Thursday, June 27, 2013

'Seal' of approval?

This post has been updated.

This weeks' media is full of the story of an injured seal pup washed up in Cornwall, which was subsequently found to have 'bovine' Zoonotic tuberculosis, now identified as a strain found in West Wales.

The report says that this is a unique occurrence, and that no seal has been found with bovine Zoonotic tuberculosis before. Not according to German molecular geneticists Brosch et al, who describe the progression of this bacterium through its DNA as 'developing over thousands of years and now firmly established in:
"... natural host spectra as diverse as humans in Africa, voles on the Orkney Isles(UK), seals in Argentina, goats in Spain, and badgers in the UK." [Brosch et al]
So it is well known that seals can be a wildlife host - but in Argentina. No mention of cattle there either - even for a bacterium with the tag of 'bovine'. Not one. And such geneticists (not celebrity rock stars who just lurve badgers) say that analysis of recent work suggests that true cattle TB was eliminated by the 1970s, and what we have now is badger adapted TB spreading back into the environment.

Which is pretty much what the current Chief Scientist, Professor Ian Boyd, said in his explanation of the genetic development of m. bovis which we reported in this posting.

So how did this seal pup arrive, injured, in Cornwall with a variety of bovine Zoonotic tuberculosis unique to Wales? Cows roaming the beaches of Wales? Nasty farmers infecting all and sundry with their illegally dumped cattle excretions? All and others have been suggested. What part of 'bovine' are you missing, is the usual snipe. And it's called 'bovine' tuberculosis because it 'only infects cattle', is the mantra believed by many dangerously misguided souls.

But many farmers and people who live in coastal areas have reported that badgers are regularly and increasingly seen on beaches, in sand dunes and near the high water line. So it not surprising at all to find a young pup, having sustained what is thought to be a bite wound from a badger, which in turn transmitted generalised tuberculosis.

What is irritating is the assumption that this story is propaganda put out by Defra to support a badger management strategy, but even more irritating shameful is the continued reference to those 'other species' statistics, peddled by Defra, which show the single (one) confirming microbial sample at the beginning of a disease outbreak.

As we've said many times since this came to our attention in 2010, this is deliberate manipulation of the spill over of a deadly zoonosis into other mammals, particularly pets and companion animals. It is inaccurate, recklessly dangerous, and it has to stop.

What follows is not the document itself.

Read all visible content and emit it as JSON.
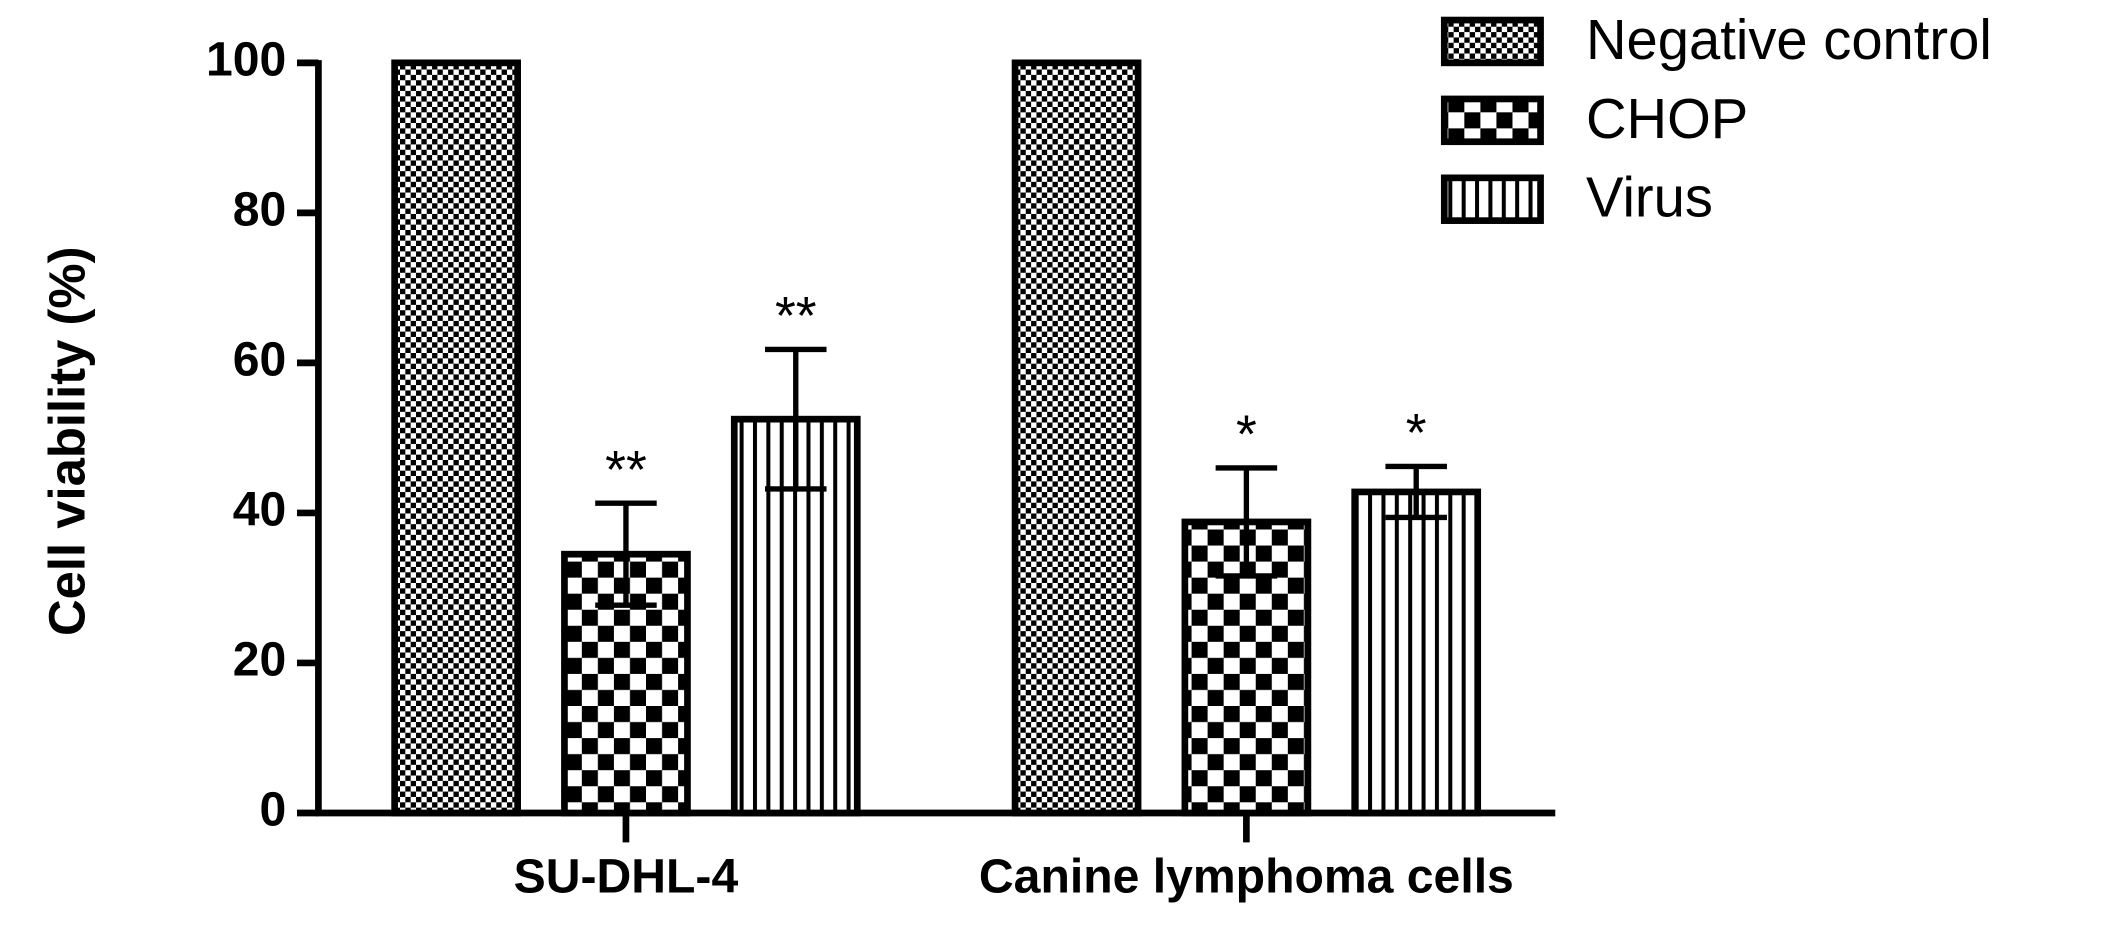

In late January, we thought a new broom had managed to count most of those 'other species' TB deaths and publish them. Particularly after media reports detailing over 400 alpacas, dead in a single outbreak of bovine zoonotic tuberculosis in June 2012. But no, Defra's table shows 35 alpaca samples for that year, which is what a gullible media hoover up and spit out.

Defra's new, improved tables proved just as inaccurate at adding 2 + 2 and when this was pointed out, they were removed for 'correction'. That was on January 28th 2013.
They too have 'disappeared'.

However, we look forward to seeing the addition of another line in the tables for this Cornish seal, with a Welsh spoligotype of bovine  Zoonotic tuberculosis - in due course. And when, finally those damn tables are accurately reflecting the number of deaths, not just single samples, they may get our 'seal' of approval.

Comments about this story led us to paper published in 1986, in which bovine zoonotic tuberculosis was identified in seals which had died at a marine park in Australia.  Subsequent spoligotyping made a link from them, with onwards transmission to their keeper at the time of their deaths.

 The Abstract of that paper suggests monitoring of keepers, and seal trainers.
In 1986, three seals died in a marine park in Western Australia; culture of postmortem tissue suggested infection with Mycobacterium bovis.

In 1988, a seal trainer who had been employed at the Western Australian marine park until 1985 developed pulmonary tuberculosis caused by M. bovis while working in a zoo 3,000 km away on the east coast of Australia.

Culture characteristics, biochemical behavior, sodium dodecyl sulphate polyacrylamide gel electrophoresis, and restriction endonuclease analysis suggested that the strains of M. bovis infecting the seals and trainer were identical but unique and differed from reference strains and local cattle strains of M. bovis.

The infection in both the seals and the trainer had a destructive but indolent course.

This is the first time that M. bovis has been observed in seals and the first time that tuberculous infection has been documented to be transmitted from seals to humans. Further investigation of the extent of tuberculous infection in seal populations elsewhere in the world seems warranted, and those working with seals and other marine animals should be monitored for infection.